A small selection of the many bottles collected by bartender and, sake and wine Sommelier, Frank Cisneros.

Food

A glimpse into Japanese-style cocktail bars in the U.S. you’ll want to visit

Learn about the style that is turning the bartending experience into a ceremony.

One way to better understand Japanese bartending is to think about traditional tea ceremonies. In both experiences everything is calculated, from the ingredients and the movements to the preparation times. They are rituals based on calmness and elegance. In the end, it’s almost like a great stage production that reaches its peak when the drink reaches the hands of the customer. “It’s a transformative experience,” explains Frank Cisneros, consultant and bartender at Uchu, a Japanese restaurant in New York that has just received its first Michelin star. “The drink is not that important; the key is the whole experience.”

Bar Uchu cocktail©@otsukarebiiru
Seasonal cocktail by Frank Cisneros, consultan and bartender at Bar Uchu, in New York.

Behind this bartending style is an attitude: omotenashi. This term refers to hospitality and is the reasoning behind everything that involves customer service in Japan, be it in one of the most important tech companies in the world or in a bar. “It’s practically part of the Japanese culture’s DNA. They’re taught from a young age that they have to be extremely helpful. It’s a search for constant improvement in attention and service,” explains Frank. “This is seen in all industries, it’s a mentality that goes way beyond what we’re used to—the idea that the client is always right.”

But what makes this cocktail style so different? Something key, according to Frank, is the almost obsessive attention to detail. “There are many details that when seen alone go unnoticed, but when put together create a unique experience.” These details include the quality of the ingredients, the way in which the ice is carved, and the silence and elegance that go hand in hand. But even if one wanted to recreate the experience that is found in Japan, we must bear in mind that we’re talking about very different markets. “I incorporate elegance, calmness, omotenashi, and care for details. But what happens in Japan is very difficult to fully export,” says Frank, who in his work as a consultant has helped several places bring together the best of these two worlds, emphasizing the customer experience and almost obsessive care for details. Luckily, you won’t have to travel to Japan to get the full experience. Below you’ll find three options for Japanese-style bartending here in the States.

Azabu Miami Beach—MIAMI

This restaurant offers omotenashi for those who seek a unique experience.

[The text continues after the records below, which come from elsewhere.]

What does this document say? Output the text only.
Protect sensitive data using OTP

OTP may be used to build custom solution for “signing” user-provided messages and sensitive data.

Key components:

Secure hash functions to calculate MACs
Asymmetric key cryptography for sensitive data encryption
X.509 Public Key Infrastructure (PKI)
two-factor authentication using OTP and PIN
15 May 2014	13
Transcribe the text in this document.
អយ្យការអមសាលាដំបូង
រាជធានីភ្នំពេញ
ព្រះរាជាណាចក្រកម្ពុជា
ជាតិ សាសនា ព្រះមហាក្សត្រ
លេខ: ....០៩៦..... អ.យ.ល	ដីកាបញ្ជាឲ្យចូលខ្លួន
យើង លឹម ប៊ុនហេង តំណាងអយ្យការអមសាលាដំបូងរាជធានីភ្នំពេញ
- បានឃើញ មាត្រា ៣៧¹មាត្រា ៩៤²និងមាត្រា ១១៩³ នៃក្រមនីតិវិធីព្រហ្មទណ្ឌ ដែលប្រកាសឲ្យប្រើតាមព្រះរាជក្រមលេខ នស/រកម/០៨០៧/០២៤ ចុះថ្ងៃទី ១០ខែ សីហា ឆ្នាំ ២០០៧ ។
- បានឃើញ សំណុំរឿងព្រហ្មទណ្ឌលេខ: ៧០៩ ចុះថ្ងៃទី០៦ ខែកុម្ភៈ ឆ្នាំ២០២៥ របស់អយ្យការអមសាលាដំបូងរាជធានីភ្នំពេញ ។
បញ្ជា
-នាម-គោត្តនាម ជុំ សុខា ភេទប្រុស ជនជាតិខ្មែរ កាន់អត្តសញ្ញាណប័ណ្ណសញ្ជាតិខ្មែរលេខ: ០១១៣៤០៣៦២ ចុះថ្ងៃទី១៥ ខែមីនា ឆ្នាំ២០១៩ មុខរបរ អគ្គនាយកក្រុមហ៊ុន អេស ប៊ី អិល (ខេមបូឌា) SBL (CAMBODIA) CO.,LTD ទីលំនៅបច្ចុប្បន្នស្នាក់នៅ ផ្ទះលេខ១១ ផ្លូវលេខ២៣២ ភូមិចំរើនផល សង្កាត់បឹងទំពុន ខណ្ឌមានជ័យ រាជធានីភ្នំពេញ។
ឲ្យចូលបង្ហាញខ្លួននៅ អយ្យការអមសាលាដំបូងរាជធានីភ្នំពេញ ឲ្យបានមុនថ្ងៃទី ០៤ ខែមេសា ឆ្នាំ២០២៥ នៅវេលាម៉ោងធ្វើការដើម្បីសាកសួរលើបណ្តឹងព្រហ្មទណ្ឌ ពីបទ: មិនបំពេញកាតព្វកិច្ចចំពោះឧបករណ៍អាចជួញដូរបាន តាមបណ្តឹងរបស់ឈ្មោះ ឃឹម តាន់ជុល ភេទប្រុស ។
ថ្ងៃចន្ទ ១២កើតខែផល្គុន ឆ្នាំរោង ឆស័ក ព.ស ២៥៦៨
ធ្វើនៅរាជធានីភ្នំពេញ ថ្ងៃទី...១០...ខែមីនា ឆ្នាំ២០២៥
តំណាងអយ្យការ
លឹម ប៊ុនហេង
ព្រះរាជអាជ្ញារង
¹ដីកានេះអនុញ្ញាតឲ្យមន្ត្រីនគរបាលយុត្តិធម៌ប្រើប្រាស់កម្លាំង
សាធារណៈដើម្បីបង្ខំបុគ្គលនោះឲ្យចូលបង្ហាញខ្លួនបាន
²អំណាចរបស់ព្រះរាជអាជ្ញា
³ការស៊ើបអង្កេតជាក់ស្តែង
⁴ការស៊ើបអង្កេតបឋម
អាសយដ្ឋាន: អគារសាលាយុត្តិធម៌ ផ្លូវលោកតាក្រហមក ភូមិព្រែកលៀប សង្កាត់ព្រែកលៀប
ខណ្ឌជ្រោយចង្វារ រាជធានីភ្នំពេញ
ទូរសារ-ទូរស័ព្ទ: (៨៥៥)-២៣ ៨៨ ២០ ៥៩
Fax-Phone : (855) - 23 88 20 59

azabu miami beach drink©azabumiami
Azabu Miami has a delicious Haru Cocktail available

KaraSu—NEW YORK

Although this cocktail bar and restaurant in Brooklyn is hard to find (you go through another restaurant to get to it), it’s worth the effort for its varied menu and great selection of Japanese whiskeys and sakes.

Restaurant KaraSu, in Brooklyn, New York.©@karasubk
A couple of Japanese cocktails at KaraSu, in Brooklyn, New York.

Jackalope Bar—L.A.

This speakeasy specializing in Japanese whiskeys combines the best of American and Japanese bartending. Its customer service is unparalleled.

 Jackalope Bar, in Los Angeles.©@bar_jackalope
A Japanese whisky from Jackalope Bar, in Los Angeles, an eighteen-seat Japanese whiskey speakeasy.